Türk Silahlı Kuvvetlerinin asker kaynağı, hâlen, çeşitli nedenlerle sürekli olarak azalmaya devam etmektedir. Bunlarından en önemlisi 1 Ocak 2014 tarihinden itibaren... Askerlik biliyorsunuz, 2003 yılında on sekiz aydı. Biz önce on beş aya düşürdük. Ondan sonra da 1 Ocak tarihi itibarıyla -bu yılın- on iki aya düşürdük. Dolayısıyla, askerliğin on sekiz aydan önce on beş aya, on beş aydan sonra on iki aya düşürülmesi Silahlı Kuvvetlerin mevcudiyetinde bir azalmaya yol açtı. Bunun sonucunda erbaş ve er destekleme oranları düştü. Bundan şey yok. Bir önceki yıla göre muhakkak ki düşmüştür. Bu tarihe kadar eğitim birliklerinden 1, kıtalarda 4 tertip olmak üzere, 5 tertip erbaş, er mevcutken, bu tarihten sonra eğitim birliklerinde 1, kıtalarda 3 olmak üzere toplam 4 tertip silah altında bulunmaktadır. Söz konusu düzenleme sonucunda Türk Silahlı Kuvvetlerinde görev yapan erbaş, er sayısı yaklaşık olarak 70 bin azalmıştır. Ayrıca, bildiğiniz gibi nüfus artış hızı yavaşlıyor. Herkes bunda hemfikir. Artık çok çocuk yapanlar yok, ne teşvik verirseniz verin istediğiniz nüfus artış hızına gelemeyeceksiniz. Askerliği tecil edilen ve erteli yükümlü miktarı artıyor. Üniversiteye gidenler 2002 yılında, işte, 100 kişiden üniversite çağına gelmiş 14 kişi üniversiteye giderken şimdi 38 kişi gidiyor. Yani üniversiteye giden öğrenci sayısı da arttı. Şu da bir gerçektir ki: Önceden bütün üniversiteler Ankara, İstanbul birkaç tane Adana, İzmir varken şimdi hemen hemen her ilde üniversitemiz var. İşte Konya, Kayseri, Antep, Diyarbakır'da olacak yakında birden çok üniversitelerde var. Yani üniversite sayıları da arttı. Dolayısıyla da üniversite sayısının artmasıyla birlikte, üniversitelere giden öğrencilerimizin, evlatlarımızın sayısının artmasıyla bile kısa dönem erbaş, er mevcudu artıyor. Yani uzun dönem on iki aya gidenler değil altı aya gidenler artıyor.

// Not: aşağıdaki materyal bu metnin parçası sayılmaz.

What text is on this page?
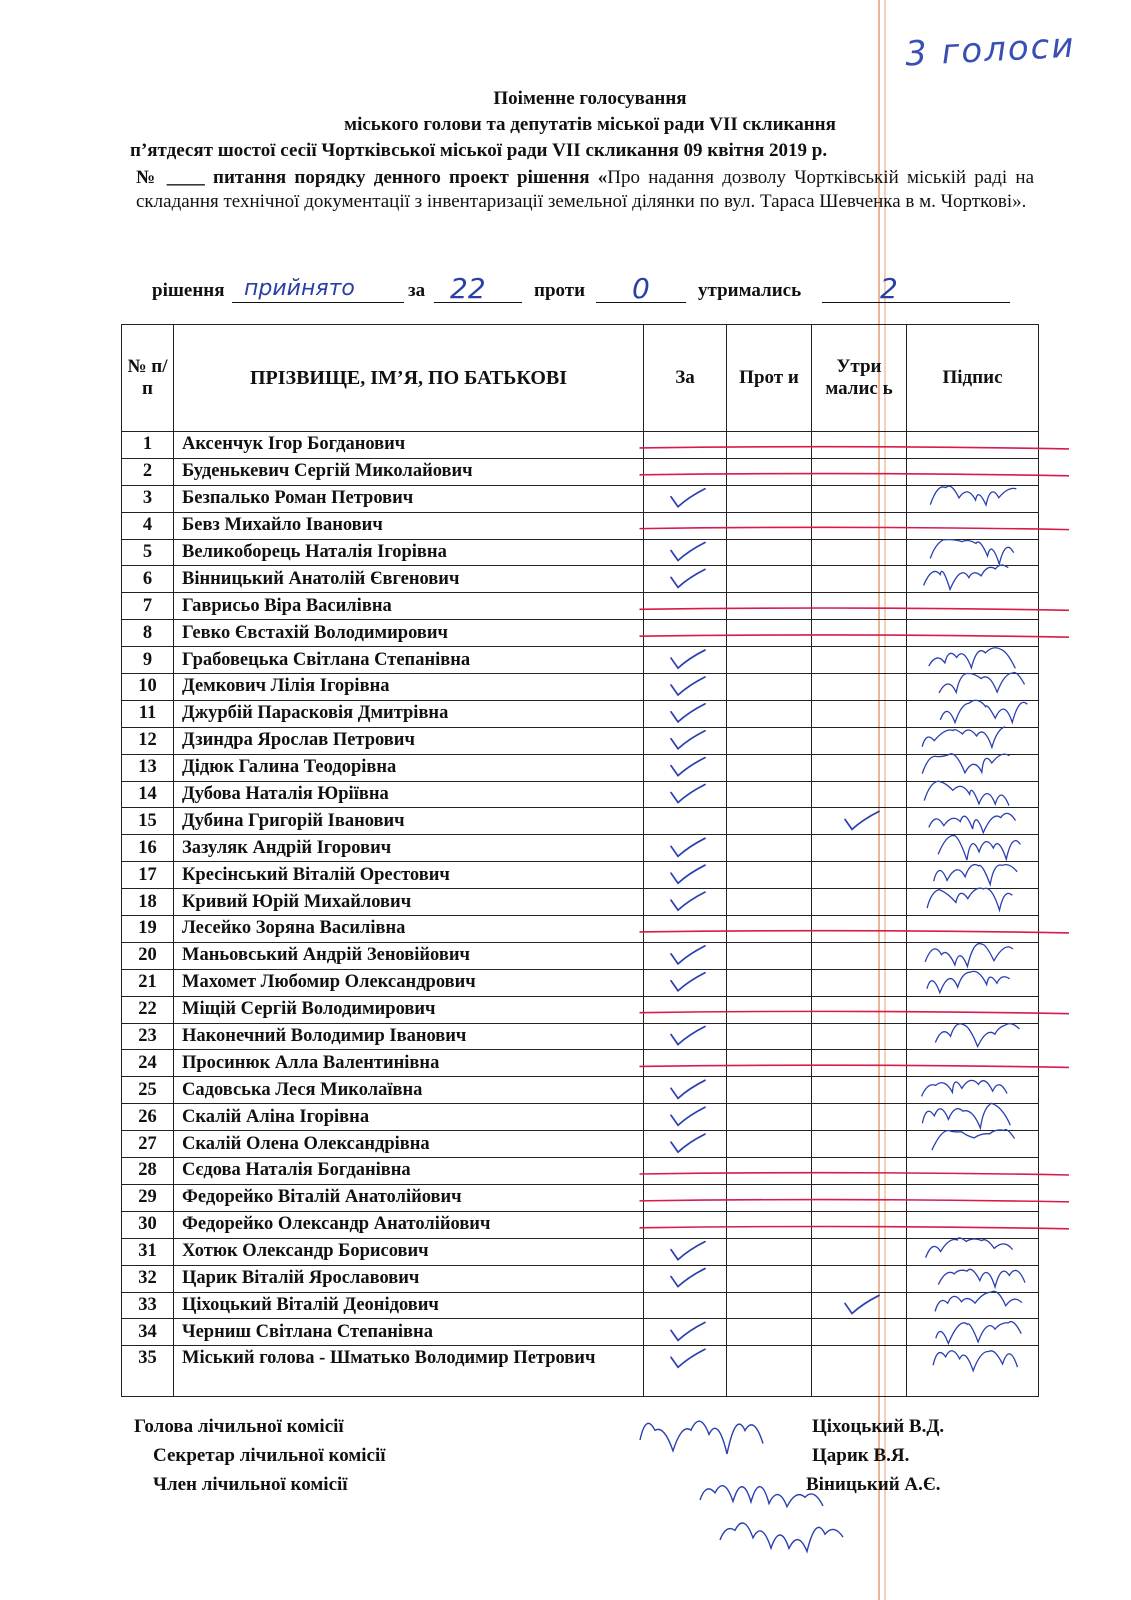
3 голоси
Поіменне голосування
міського голови та депутатів міської ради VII скликання
п’ятдесят шостої сесії Чортківської міської ради VII скликання 09 квітня 2019 р.
№ ____ питання порядку денного проект рішення «Про надання дозволу Чортківській міській раді на складання технічної документації з інвентаризації земельної ділянки по вул. Тараса Шевченка в м. Чорткові».
рішення прийнято	за 22	проти 0	утримались	2
№ п/п	ПРІЗВИЩЕ, ІМ’Я, ПО БАТЬКОВІ	За	Прот и	Утри малис ь	Підпис
1	Аксенчук Ігор Богданович				
2	Буденькевич Сергій Миколайович				
3	Безпалько Роман Петрович				
4	Бевз Михайло Іванович				
5	Великоборець Наталія Ігорівна				
6	Вінницький Анатолій Євгенович				
7	Гаврисьо Віра Василівна				
8	Гевко Євстахій Володимирович				
9	Грабовецька Світлана Степанівна				
10	Демкович Лілія Ігорівна				
11	Джурбій Парасковія Дмитрівна				
12	Дзиндра Ярослав Петрович				
13	Дідюк Галина Теодорівна				
14	Дубова Наталія Юріївна				
15	Дубина Григорій Іванович				
16	Зазуляк Андрій Ігорович				
17	Кресінський Віталій Орестович				
18	Кривий Юрій Михайлович				
19	Лесейко Зоряна Василівна				
20	Маньовський Андрій Зеновійович				
21	Махомет Любомир Олександрович				
22	Міщій Сергій Володимирович				
23	Наконечний Володимир Іванович				
24	Просинюк Алла Валентинівна				
25	Садовська Леся Миколаївна				
26	Скалій Аліна Ігорівна				
27	Скалій Олена Олександрівна				
28	Сєдова Наталія Богданівна				
29	Федорейко Віталій Анатолійович				
30	Федорейко Олександр Анатолійович				
31	Хотюк Олександр Борисович				
32	Царик Віталій Ярославович				
33	Ціхоцький Віталій Деонідович				
34	Черниш Світлана Степанівна				
35	Міський голова - Шматько Володимир Петрович				
Голова лічильної комісії	Ціхоцький В.Д.
Секретар лічильної комісії	Царик В.Я.
Член лічильної комісії	Віницький А.Є.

Yine mevcut destekleme oranının düşüklüğü ve yukarıda belirtilen sebeplerle destekleme oranındaki sürekli azalış dikkate alındığında kamuoyunda da bedelli askerlik talebi var. Bu talep olduğundan dolayıdır da, işte, bizim şimdiki Başbakan Yardımcımız Numan Kurtulmuş Bey vatandaşın, halkın taleplerini siyasete aktarıyor. Biz ister gözümüzü yumalım, ister yummayalım. Bugün Sayın Ayaydın da söyledi, "Durmadan e-mail'im doluyor." Gaziantep Milletvekilimiz de söylüyor, Nejat Bey de "Mutlaka böyle bir talep var." diyor. Böyle taleplerin olduğunu görmemezlikten gelemeyiz, bir talep var, ancak durum da bu.
Peki, Silahlı Kuvvetlerimiz bu coğrafyada ve bu anda... Biraz önce bir şey söylediğimde arkadaşlarımdan birisi onu eleştiri gibi gördü ama Levent Bey onu doğru gördü. İnanın bu coğrafyada yarın ne olacağınızı bilmiyorsunuz. Bakın, dün Ermenistan helikopteri Azerbaycan tarafından düşürüldü. Peki, Ermenistan da diyor ki: Çok acı şekilde karşılığını vereceğiz. Diyor ki bir milletvekili: "Bunu sen gör." Hem Ermenistan'ı tahmin edeceksin hem Azerbaycan'ı tahmin edeceksin, yetmez, Rusya'nın da ne yapacağını tahmin edeceksin, burada Fransa'yı, Almanya'yı, Amerika'yı da çünkü bunlar da bu ihtilafta etkili. Bunları göreceksiniz. Ukrayna'ya ait olan Kırım yarımadasına önce bağımsız devlet statüsüne gelmiş, sonra da Rusya'ya ilhak edilmiş bir durumda, uluslararası hukuka aykırı. Ukrayna'nın doğusundaki bölgelerde, işte, bir halk oylaması yaptılar, bağımsız yapılanmalar oluşmuş.
AYTUN ÇIRAY (İzmir) - Suriye'ye biz gireceğiz.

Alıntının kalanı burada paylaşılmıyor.